We would be treated to displays of ill-gotten wealth and ostentation as mourners arrive in their numbers to eulogize and send-off the Emperor’s favorite pet.
Law enforcement officers in attendance would, in their speeches, vow to take action and not rest until the circumstances surrounding the death of the bull are brought to light.
A moment would be spared for the veterinary doctor to read the autopsy report. One or two people would be seen sobbing and concealing their tears eyes behind a pair of those ubiquitous dark shades—a signature of many a high profile funeral.
Not as much for Ronald Sebulime—a widower and sole breadwinner who was on his way to visit his children at school.
Summarily executed, his half-dressed corpse was thrown onto the dirty and rusty carrier of a police pick-up truck.
Nantaba, around whom this murder revolves has insulted the deceased, scoffed at the grieving family, threatened media houses and publicly defied police summons on account of Gen. Museveni’s advice to ‘sit tight’ until he advises otherwise.
A family mourns helplessly.
An entire country looks on haplessly.
We’re now living in fear of driving or riding behind the high and mighty in Uganda lest their guards open fire and explain our deaths as necessary because they thought we were assassins.
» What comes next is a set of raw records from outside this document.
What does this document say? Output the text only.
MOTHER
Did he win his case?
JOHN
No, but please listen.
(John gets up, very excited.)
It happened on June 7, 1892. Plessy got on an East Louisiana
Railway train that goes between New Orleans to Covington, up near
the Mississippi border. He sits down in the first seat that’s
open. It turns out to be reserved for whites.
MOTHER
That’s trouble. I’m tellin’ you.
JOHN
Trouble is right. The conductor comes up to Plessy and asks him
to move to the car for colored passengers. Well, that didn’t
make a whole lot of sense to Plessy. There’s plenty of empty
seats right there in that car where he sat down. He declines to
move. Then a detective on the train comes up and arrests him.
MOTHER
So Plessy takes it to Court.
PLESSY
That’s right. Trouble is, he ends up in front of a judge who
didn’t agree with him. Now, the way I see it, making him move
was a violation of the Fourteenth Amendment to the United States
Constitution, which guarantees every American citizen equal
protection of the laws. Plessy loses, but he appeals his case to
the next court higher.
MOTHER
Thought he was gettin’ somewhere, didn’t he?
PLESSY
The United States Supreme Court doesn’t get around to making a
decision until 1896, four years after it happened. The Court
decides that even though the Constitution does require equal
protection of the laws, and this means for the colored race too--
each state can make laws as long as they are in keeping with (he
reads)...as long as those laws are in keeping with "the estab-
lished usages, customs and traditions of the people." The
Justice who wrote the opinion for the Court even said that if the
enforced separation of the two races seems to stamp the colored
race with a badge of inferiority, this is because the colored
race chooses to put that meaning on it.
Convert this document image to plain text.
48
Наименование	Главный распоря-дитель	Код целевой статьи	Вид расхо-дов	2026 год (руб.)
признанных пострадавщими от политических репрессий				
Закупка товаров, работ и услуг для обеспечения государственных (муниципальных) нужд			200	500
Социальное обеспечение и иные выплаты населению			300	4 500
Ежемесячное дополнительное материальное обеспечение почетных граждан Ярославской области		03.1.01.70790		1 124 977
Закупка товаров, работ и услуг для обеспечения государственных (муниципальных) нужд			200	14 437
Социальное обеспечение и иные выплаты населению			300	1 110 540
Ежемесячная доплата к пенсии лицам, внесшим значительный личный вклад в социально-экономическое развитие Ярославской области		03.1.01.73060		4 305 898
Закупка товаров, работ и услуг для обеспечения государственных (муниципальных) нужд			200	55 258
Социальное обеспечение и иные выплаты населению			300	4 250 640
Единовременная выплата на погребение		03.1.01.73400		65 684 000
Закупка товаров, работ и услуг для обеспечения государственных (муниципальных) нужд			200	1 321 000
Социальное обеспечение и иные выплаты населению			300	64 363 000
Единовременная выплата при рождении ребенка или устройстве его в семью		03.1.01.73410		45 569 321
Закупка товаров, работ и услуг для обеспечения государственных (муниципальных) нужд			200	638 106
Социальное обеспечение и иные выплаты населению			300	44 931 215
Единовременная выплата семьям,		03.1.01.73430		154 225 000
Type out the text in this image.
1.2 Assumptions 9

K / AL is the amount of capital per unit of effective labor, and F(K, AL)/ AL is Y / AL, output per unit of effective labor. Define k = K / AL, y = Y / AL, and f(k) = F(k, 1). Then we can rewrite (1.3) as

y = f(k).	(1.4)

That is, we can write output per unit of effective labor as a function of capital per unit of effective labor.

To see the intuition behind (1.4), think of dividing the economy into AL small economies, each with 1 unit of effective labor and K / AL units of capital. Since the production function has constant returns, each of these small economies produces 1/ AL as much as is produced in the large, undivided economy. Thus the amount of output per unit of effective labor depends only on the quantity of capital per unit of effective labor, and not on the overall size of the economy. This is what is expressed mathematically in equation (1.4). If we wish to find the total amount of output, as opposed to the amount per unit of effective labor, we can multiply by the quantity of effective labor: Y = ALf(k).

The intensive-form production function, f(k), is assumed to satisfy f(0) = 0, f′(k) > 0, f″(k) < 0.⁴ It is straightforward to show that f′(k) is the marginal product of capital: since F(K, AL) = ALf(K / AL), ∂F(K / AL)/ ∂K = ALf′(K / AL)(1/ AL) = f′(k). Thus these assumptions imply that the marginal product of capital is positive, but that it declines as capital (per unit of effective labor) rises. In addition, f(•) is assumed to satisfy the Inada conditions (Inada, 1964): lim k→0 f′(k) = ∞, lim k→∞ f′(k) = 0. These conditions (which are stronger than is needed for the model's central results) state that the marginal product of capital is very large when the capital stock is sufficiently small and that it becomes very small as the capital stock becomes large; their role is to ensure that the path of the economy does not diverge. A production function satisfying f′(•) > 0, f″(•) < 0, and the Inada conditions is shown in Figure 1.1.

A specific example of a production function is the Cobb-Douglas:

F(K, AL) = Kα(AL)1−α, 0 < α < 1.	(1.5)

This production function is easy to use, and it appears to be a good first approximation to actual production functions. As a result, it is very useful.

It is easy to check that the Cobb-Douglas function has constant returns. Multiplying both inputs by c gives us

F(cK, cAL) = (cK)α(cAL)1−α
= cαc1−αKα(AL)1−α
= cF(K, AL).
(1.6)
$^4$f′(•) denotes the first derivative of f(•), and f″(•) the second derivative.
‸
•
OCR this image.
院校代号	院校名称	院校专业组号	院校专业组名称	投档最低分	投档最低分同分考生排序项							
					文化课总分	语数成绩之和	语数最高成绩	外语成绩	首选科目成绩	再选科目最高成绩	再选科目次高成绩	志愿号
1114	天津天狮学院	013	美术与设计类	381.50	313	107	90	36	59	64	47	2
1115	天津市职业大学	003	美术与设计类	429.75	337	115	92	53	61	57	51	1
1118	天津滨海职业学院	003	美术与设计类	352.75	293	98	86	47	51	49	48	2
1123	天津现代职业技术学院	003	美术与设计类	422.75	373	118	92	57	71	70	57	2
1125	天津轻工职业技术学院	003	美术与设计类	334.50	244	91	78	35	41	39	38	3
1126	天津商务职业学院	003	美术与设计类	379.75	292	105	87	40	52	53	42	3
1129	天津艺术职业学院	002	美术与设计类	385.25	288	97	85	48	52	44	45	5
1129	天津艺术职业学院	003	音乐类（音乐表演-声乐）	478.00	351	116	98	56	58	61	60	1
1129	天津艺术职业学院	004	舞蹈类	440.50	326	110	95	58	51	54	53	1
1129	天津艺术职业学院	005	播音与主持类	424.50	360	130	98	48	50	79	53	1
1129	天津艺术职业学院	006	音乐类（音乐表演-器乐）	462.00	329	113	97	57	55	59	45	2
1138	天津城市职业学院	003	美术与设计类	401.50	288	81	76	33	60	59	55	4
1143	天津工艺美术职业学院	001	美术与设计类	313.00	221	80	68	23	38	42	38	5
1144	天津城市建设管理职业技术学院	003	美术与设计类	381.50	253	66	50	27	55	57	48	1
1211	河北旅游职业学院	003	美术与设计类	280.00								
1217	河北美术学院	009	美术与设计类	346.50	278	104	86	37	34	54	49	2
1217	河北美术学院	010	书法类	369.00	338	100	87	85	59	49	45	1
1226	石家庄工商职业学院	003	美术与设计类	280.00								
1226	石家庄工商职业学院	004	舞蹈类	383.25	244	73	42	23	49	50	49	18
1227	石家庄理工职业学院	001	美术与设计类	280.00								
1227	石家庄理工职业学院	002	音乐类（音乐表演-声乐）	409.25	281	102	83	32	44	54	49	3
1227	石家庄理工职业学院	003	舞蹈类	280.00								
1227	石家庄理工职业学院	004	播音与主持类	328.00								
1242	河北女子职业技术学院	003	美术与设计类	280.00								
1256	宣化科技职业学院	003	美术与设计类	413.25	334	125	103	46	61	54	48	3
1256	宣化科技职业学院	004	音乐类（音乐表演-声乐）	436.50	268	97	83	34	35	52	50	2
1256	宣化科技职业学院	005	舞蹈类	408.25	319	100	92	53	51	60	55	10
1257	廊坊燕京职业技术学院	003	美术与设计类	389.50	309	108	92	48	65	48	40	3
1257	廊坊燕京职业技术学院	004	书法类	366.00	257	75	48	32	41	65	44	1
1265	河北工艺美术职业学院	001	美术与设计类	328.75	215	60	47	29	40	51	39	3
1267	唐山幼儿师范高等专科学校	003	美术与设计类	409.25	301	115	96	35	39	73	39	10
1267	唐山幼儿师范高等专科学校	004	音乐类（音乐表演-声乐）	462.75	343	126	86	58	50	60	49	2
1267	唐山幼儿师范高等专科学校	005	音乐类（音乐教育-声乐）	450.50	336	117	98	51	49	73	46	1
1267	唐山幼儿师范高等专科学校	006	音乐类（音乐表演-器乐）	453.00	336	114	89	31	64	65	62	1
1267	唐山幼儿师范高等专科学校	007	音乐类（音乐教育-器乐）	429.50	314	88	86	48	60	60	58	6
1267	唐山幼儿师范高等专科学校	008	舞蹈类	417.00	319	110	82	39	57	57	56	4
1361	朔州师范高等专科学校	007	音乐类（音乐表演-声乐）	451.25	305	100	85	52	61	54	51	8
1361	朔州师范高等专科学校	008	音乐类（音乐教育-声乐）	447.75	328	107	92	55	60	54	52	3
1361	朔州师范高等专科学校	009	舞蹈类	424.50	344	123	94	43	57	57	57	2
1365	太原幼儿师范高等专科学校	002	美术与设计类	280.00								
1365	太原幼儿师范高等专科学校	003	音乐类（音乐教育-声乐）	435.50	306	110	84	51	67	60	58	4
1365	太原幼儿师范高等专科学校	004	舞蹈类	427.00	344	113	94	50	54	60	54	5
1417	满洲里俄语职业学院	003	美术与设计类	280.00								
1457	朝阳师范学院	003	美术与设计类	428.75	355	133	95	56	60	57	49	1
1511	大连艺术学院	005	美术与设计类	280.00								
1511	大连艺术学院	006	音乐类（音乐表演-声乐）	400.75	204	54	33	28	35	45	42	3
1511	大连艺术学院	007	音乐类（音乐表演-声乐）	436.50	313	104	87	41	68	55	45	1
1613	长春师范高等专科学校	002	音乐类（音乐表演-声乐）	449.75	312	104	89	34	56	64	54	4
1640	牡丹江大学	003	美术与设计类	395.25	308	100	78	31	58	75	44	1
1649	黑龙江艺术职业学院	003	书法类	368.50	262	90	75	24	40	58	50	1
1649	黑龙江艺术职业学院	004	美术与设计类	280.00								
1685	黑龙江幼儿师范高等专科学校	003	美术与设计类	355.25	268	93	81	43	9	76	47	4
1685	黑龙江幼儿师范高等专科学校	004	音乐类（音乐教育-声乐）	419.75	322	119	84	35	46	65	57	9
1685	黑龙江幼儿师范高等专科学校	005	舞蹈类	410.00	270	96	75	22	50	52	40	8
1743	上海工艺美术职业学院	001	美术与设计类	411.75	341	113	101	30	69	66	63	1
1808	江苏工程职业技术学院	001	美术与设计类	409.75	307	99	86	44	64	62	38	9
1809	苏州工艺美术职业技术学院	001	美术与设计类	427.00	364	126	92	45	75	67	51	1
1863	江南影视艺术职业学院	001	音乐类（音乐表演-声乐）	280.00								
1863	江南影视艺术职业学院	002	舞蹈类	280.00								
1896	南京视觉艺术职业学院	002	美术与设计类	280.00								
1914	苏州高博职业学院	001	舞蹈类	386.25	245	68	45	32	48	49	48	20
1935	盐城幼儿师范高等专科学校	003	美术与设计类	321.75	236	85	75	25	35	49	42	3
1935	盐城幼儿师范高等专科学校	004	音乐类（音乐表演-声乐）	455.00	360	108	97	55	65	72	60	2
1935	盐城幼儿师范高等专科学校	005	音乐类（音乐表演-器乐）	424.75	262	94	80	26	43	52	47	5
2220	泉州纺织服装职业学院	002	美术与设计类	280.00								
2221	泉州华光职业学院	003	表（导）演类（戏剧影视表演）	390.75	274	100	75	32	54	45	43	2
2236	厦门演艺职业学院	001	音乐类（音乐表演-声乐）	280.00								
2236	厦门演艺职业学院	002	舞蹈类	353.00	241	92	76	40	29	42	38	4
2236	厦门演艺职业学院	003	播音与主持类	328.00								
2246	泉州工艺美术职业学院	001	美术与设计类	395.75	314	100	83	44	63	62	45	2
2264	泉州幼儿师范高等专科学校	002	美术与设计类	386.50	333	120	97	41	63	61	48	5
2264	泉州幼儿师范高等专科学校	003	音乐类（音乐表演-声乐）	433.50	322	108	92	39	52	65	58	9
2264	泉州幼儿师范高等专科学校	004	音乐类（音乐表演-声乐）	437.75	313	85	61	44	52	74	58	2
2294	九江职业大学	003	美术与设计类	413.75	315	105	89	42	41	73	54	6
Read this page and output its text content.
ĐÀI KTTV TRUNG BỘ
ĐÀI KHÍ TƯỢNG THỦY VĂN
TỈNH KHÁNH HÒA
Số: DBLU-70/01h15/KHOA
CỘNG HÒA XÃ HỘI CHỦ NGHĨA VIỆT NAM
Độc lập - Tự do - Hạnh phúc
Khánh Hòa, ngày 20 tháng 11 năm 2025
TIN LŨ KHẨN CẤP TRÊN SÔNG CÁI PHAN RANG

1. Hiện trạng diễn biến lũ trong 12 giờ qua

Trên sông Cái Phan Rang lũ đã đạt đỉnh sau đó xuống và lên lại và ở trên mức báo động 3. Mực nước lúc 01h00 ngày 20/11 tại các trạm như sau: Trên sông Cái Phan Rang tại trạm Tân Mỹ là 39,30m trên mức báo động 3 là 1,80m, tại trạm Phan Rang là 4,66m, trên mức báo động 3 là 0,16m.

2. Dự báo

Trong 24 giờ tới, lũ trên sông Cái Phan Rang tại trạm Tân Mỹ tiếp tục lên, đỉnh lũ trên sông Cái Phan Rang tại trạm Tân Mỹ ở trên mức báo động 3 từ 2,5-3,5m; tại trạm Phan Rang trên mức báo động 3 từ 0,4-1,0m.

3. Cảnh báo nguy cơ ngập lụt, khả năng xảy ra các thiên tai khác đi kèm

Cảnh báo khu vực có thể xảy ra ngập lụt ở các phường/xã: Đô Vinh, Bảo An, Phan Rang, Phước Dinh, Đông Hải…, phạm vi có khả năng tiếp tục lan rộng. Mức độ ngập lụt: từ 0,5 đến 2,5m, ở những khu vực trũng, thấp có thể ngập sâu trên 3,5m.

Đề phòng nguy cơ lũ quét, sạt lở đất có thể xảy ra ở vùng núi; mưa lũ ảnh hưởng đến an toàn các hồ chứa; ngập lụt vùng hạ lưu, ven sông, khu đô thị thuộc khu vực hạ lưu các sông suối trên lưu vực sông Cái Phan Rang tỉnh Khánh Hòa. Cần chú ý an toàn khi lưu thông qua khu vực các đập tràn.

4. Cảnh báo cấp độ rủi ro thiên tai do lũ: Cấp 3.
After all, the Emperor advised not so long ago that if you see someone and you suspect them of having harmful designs, “sort them out!”
Sebulime isn’t the first. Remember Kenneth Akena whose case is for all intents closed? How about the two-year-old Javiirah Nalwanga in Masaka? Irumba Erasmus of Rwebisengo? And the unnamed dozens who have been killed in the course of protests against misrule? Kasese?
As a people, we’ve put up with so much these past three decades.
We must reclaim our sense of outrage, esteem and dignity if our lives should matter in the way the Emperor’s cattle do.
Otherwise, it won’t be long before one among those of us who are still alive suffer a similar fate in this unending cycle of the ruling junta’s violence.